L'albero della storia è sempre verde

L'albero della storia è sempre verde

"Teniamo ben ferma la comprensione del fatto che, di regola, le classi dominanti vincono sempre perché sempre in possesso della comprensione della totalità concettuale della riproduzione sociale, e le classi dominate perdono sempre per la loro stupidità strategica, dovuta all’impossibilità materiale di accedere a questa comprensione intellettuale. Nella storia universale comparata non vi sono assolutamente eccezioni. La prima e l’unica eccezione è il 1917 russo. Per questo, sul piano storico-mondiale, Lenin è molto più grande di Marx. Marx è soltanto il coronamento del grande pensiero idealistico ed umanistico tedesco, ed il fondatore del metodo della comprensione della storia attraverso i modi di produzione. Ma Lenin è molto di più. Lenin è il primo esempio storico in assoluto in cui le classi dominate, sia pure purtroppo soltanto per pochi decenni, hanno potuto vincere contro le classi dominanti. Bisogna dunque studiare con attenzione sia le ragioni della vittoria che le ragioni della sconfitta. Ma esse stanno in un solo complesso di problemi, la natura del partito comunista ed il suo rovesciamento posteriore classistico, individualistico e soprattutto anti- comunitario" Costanzo Preve da "Il modo di produzione comunitario. Il problema del comunismo rimesso sui piedi"

domenica 22 novembre 2020

Niente remissione e tutto guadagno

Vi spiego il siluro della Cina in Asia contro gli Stati Uniti sul commercio

22 novembre 2020


Perché è rilevante l’accordo commerciale Rcep tra le nazioni dell’Asean più Cina, Giappone, Corea del Sud, Australia e Nuova Zelanda. Il commento dell’analista Carlo Pelanda

L’accordo commerciale Rcep, Regional Comprehensive Economic Partnership tra le nazioni dell’Asean più Cina, Giappone, Corea del Sud, Australia e Nuova Zelanda, che conclude un negoziato iniziato nel 2012 e ne apre un altro di attualizzazione delle misure e di estensione entro il 2030, ha suscitato valutazioni diverse nella scenaristica occidentale. Semplificando, quattro:

1) è un nonsense economico perché mette insieme nazioni tutte esportatrici in surplus, con le eccezioni di Australia e Nuova Zelanda, ma queste piccole in relazione al complesso;

2) non ha un valore geopolitico in quanto le nazioni del Pacifico impegnate nel contenimento della Cina non cambieranno posizione, anche considerando che l’India ha voluto (per il momento) restarne fuori;

3) è un capolavoro diplomatico della Cina perché ha impostato un nuovo centro della globalizzazione sostitutivo dell’America;

4) anche se non produrrà effetti (geo)politici immediati, lo farà in prospettiva su un nuovo livello di guerra economica perché l’accordo tende a creare uno standard «Asia-Pacifico» (industriale, ambientale, lavoro, trasparenza finanziaria, ecc.) diverso da quelli europeo e statunitense, potenzialmente barriera non tariffaria o di fatto (costi) per i prodotti euroamericani.

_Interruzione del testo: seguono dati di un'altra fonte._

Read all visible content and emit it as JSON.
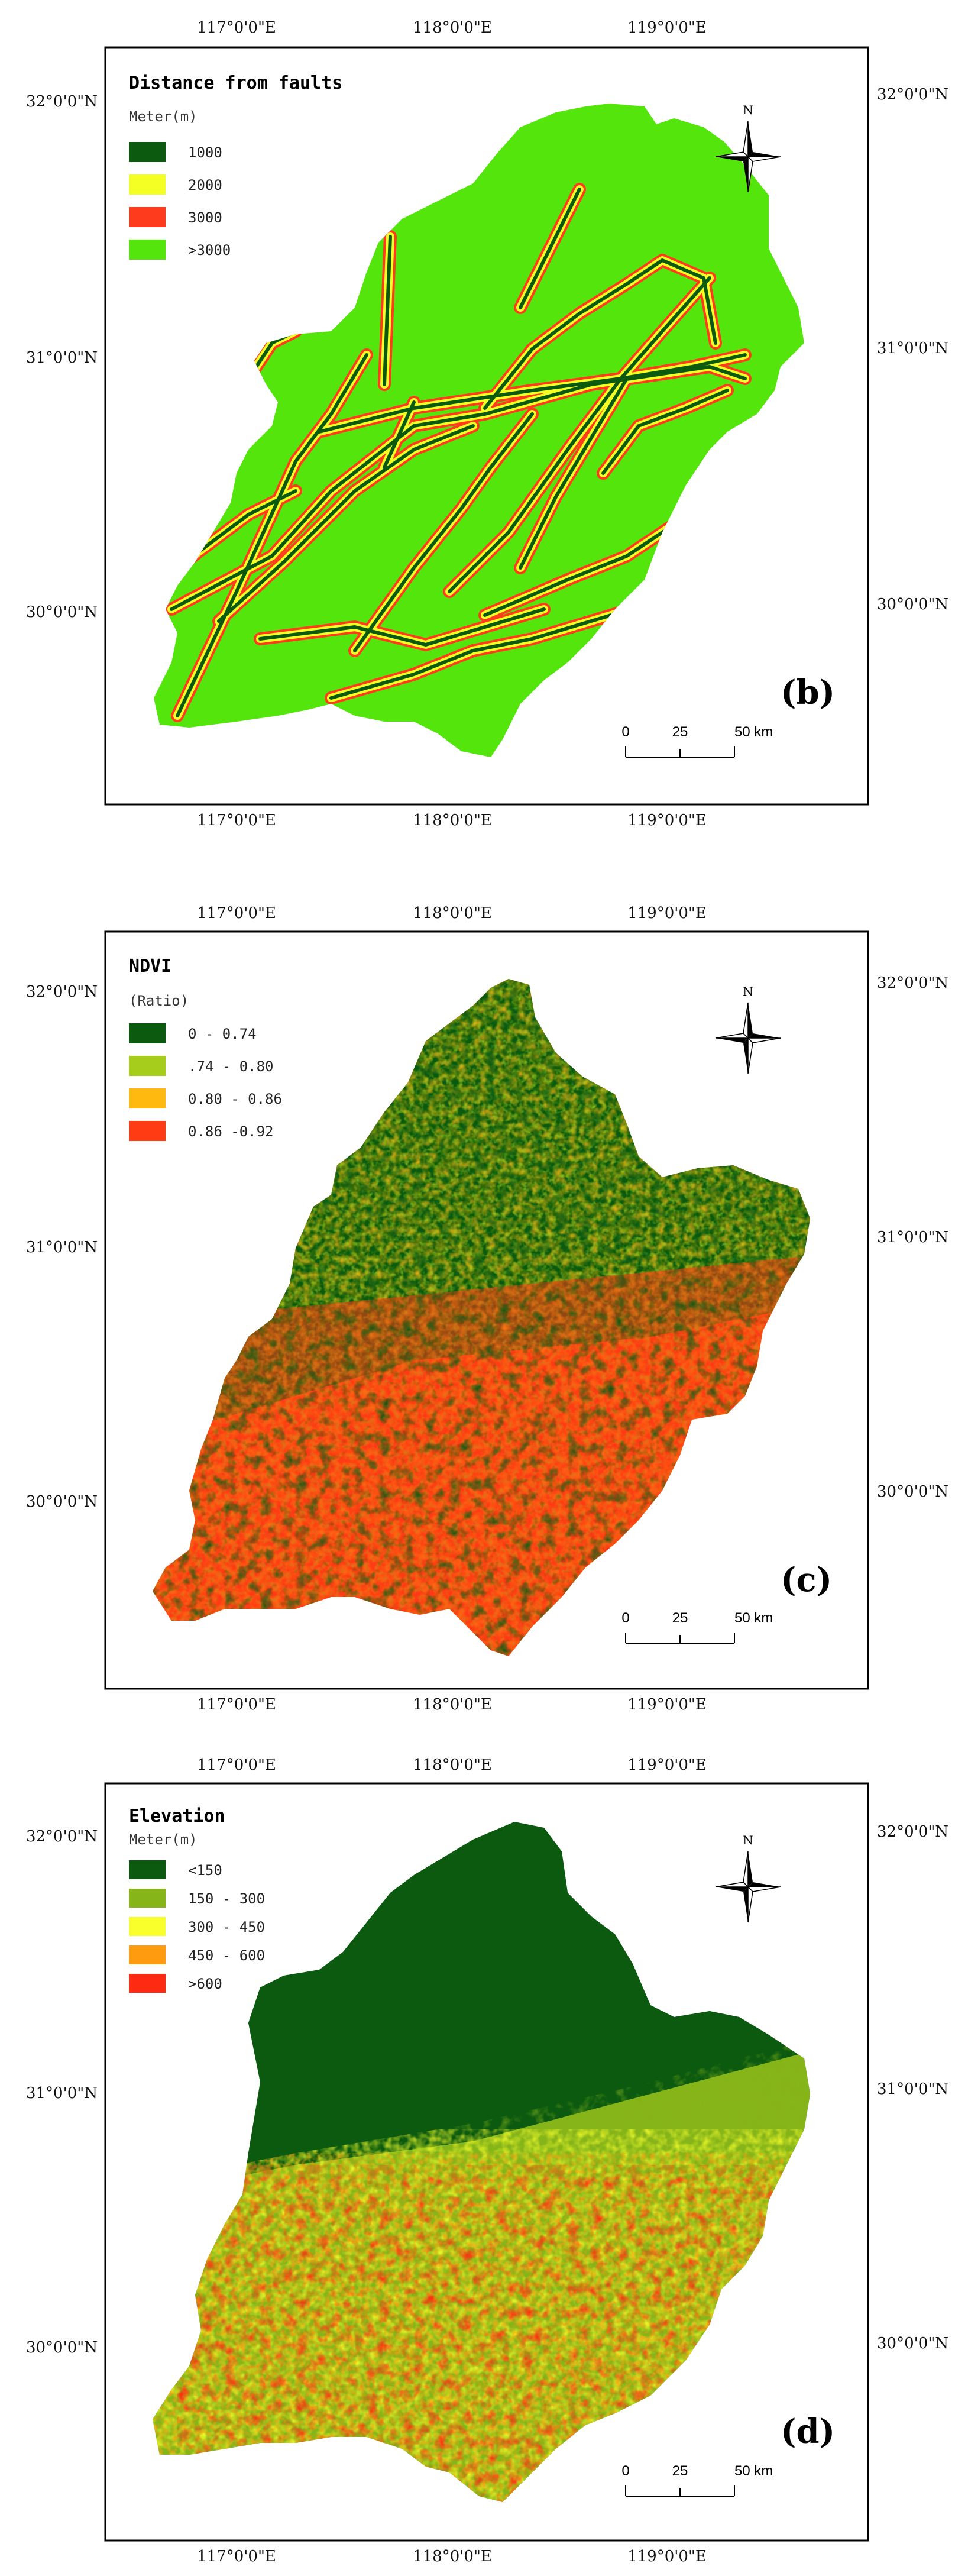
{
  "panels": [
    {
      "id": "b",
      "panel_label": "(b)",
      "legend_title": "Distance from faults",
      "legend_unit": "Meter(m)",
      "legend": [
        {
          "label": "1000",
          "color": "#0b5a10"
        },
        {
          "label": "2000",
          "color": "#f4ff23"
        },
        {
          "label": "3000",
          "color": "#ff3b1e"
        },
        {
          "label": ">3000",
          "color": "#54e60c"
        }
      ],
      "lon_labels": [
        "117°0'0\"E",
        "118°0'0\"E",
        "119°0'0\"E"
      ],
      "lat_labels": [
        "32°0'0\"N",
        "31°0'0\"N",
        "30°0'0\"N"
      ],
      "north": "N",
      "scale_labels": [
        "0",
        "25",
        "50 km"
      ]
    },
    {
      "id": "c",
      "panel_label": "(c)",
      "legend_title": "NDVI",
      "legend_unit": "(Ratio)",
      "legend": [
        {
          "label": "0 - 0.74",
          "color": "#0b5a10"
        },
        {
          "label": ".74 - 0.80",
          "color": "#a6cd1c"
        },
        {
          "label": "0.80 - 0.86",
          "color": "#ffb90f"
        },
        {
          "label": "0.86 -0.92",
          "color": "#ff3b14"
        }
      ],
      "lon_labels": [
        "117°0'0\"E",
        "118°0'0\"E",
        "119°0'0\"E"
      ],
      "lat_labels": [
        "32°0'0\"N",
        "31°0'0\"N",
        "30°0'0\"N"
      ],
      "north": "N",
      "scale_labels": [
        "0",
        "25",
        "50 km"
      ]
    },
    {
      "id": "d",
      "panel_label": "(d)",
      "legend_title": "Elevation",
      "legend_unit": "Meter(m)",
      "legend": [
        {
          "label": "<150",
          "color": "#0b5a10"
        },
        {
          "label": "150 - 300",
          "color": "#86b51a"
        },
        {
          "label": "300 - 450",
          "color": "#f8ff2a"
        },
        {
          "label": "450 - 600",
          "color": "#ff9b0f"
        },
        {
          "label": ">600",
          "color": "#ff2a12"
        }
      ],
      "lon_labels": [
        "117°0'0\"E",
        "118°0'0\"E",
        "119°0'0\"E"
      ],
      "lat_labels": [
        "32°0'0\"N",
        "31°0'0\"N",
        "30°0'0\"N"
      ],
      "north": "N",
      "scale_labels": [
        "0",
        "25",
        "50 km"
      ]
    }
  ]
}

Chi scrive ritiene non centrata la prima valutazione, miope la seconda, concorda in parte con la terza e molto con la quarta.

Pechino deve contrastare l’isolamento sia viciniore sia euroamericano. Colpisce la sua mediazione tra i litiganti Corea del Sud e Giappone. Evidentemente ha l’obiettivo di una convergenza triangolare come centro motore del mercato Asia-Pacifico per poi farlo diventare il più grande al mondo con capacità, appunto, di standard setting.

La novità strategica è che la Cina sta prendendo un modello di«impero condiviso» tentando una formula triangolare che imita il dominio diarchico franco-tedesco sulla regione europea. Lo è anche un più intenso uso strumentale dell’apertura del suo mercato interno.

Difficilmente il Giappone aderirà del tutto all’invito di Pechino, pur primo investitore estero in Cina, sia perché ha vantaggi netti nel far parte del mercato del G7 (strutturato dagli accordi bilaterali con Usa e Ue) sia per ché ha una postura imperiale propria, mostrata dall’aver tenuto in piedi il (Cp) Tpp (11 nazioni) dopo l’abbandono dell’America.

Tale limite attutisce il rischio di guerra degli standard con danno euroamericano, ma non lo azzera. Cosa fare in attesa di chiarimenti sul risiko? Inserirsi in posizione di dominio nei flussi finanziari dell’Asia-Pacifico, come le banche statunitensi stanno facendo.